MCP servers are external processes that the agent trusts to provide tools. A compromised MCP server can:

  • Return malicious tool schemas that trick the LLM into dangerous actions
  • Exfiltrate data passed as tool arguments
  • Exploit the agent host via process-level access (stdio transport)

Plugins (WASM)

Despite WASM sandboxing, plugins still present risks:

  • Excessive host function imports granting unintended capabilities
  • Resource exhaustion (memory, CPU)
  • Side-channel attacks (timing)

Skills

Skills are Markdown files injected into the system prompt.
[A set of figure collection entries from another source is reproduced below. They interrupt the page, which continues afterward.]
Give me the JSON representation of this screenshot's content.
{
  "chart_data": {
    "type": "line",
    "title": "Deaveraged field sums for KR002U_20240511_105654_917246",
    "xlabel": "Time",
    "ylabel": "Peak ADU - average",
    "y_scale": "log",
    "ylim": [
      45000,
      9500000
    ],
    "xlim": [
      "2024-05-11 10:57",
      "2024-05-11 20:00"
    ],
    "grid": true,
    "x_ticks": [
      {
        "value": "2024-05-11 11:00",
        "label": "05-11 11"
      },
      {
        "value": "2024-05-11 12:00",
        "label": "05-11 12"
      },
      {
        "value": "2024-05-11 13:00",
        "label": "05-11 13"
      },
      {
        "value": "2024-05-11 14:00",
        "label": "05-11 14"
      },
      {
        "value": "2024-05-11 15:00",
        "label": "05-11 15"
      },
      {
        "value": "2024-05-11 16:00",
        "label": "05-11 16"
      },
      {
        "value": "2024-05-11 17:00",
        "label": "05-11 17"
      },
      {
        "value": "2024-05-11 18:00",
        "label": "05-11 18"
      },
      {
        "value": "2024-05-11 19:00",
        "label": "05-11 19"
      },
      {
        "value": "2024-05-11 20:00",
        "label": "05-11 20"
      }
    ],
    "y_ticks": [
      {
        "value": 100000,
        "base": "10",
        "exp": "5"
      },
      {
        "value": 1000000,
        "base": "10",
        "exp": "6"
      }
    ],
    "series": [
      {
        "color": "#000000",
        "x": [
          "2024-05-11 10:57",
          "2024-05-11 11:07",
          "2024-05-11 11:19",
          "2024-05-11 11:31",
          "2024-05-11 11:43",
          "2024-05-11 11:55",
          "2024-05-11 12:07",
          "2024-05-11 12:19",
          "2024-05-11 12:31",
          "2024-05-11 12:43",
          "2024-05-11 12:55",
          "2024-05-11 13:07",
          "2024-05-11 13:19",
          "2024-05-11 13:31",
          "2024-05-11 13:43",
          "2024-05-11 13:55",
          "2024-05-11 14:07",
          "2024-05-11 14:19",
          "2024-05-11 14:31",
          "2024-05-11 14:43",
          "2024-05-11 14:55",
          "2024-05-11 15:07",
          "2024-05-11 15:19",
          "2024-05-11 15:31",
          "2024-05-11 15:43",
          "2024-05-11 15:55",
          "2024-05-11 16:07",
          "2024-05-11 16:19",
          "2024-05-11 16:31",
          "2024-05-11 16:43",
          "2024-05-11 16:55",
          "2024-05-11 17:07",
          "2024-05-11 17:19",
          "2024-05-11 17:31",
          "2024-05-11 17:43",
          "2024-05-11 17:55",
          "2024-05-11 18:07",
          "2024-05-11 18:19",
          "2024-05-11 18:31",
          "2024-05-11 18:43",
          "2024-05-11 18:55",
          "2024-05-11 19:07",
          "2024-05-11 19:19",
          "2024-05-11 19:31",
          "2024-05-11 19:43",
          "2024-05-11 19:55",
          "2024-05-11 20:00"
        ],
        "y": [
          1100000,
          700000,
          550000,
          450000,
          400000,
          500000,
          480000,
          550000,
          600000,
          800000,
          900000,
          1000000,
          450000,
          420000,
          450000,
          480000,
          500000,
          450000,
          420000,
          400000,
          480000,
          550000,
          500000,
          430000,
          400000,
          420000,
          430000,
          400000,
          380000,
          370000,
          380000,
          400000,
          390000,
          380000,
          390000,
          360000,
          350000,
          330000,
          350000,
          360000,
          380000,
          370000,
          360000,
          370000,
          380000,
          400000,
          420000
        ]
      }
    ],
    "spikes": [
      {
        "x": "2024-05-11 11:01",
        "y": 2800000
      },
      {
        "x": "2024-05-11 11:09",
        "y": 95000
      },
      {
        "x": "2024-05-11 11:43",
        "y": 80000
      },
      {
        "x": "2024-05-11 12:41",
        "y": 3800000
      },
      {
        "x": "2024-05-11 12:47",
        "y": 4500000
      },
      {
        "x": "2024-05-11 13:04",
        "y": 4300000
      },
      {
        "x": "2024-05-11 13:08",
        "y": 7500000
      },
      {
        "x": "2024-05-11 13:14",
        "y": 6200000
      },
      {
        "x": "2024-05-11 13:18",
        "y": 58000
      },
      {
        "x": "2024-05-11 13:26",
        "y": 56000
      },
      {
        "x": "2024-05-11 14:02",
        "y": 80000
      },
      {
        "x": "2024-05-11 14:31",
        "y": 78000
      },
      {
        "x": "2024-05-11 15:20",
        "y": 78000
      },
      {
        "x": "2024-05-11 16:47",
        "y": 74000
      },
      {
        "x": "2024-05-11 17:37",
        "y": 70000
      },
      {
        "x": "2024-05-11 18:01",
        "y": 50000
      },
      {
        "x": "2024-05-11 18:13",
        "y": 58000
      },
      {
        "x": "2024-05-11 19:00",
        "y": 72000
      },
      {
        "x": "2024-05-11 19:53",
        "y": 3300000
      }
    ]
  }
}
A malicious skill can:

  • Override agent behavior via prompt injection in the skill body
  • Introduce tool-use patterns that exfiltrate data

Industry Research

  • Belgium CCB (2024): Guidelines on securing AI systems, emphasizing input validation and output filtering for LLM-integrated applications.
  • Dutch DPA (2024): Guidance on AI and GDPR, covering data minimization requirements relevant to agent memory and logging.
  • Sophos (2024): "The lethal trifecta" - compromised credentials, tool abuse, and prompt injection as the three converging attack vectors against AI agents.
  • SecurityScorecard (2025): Supply chain risk analysis showing third-party integrations (MCP servers, plugins) as the fastest-growing attack surface for AI applications.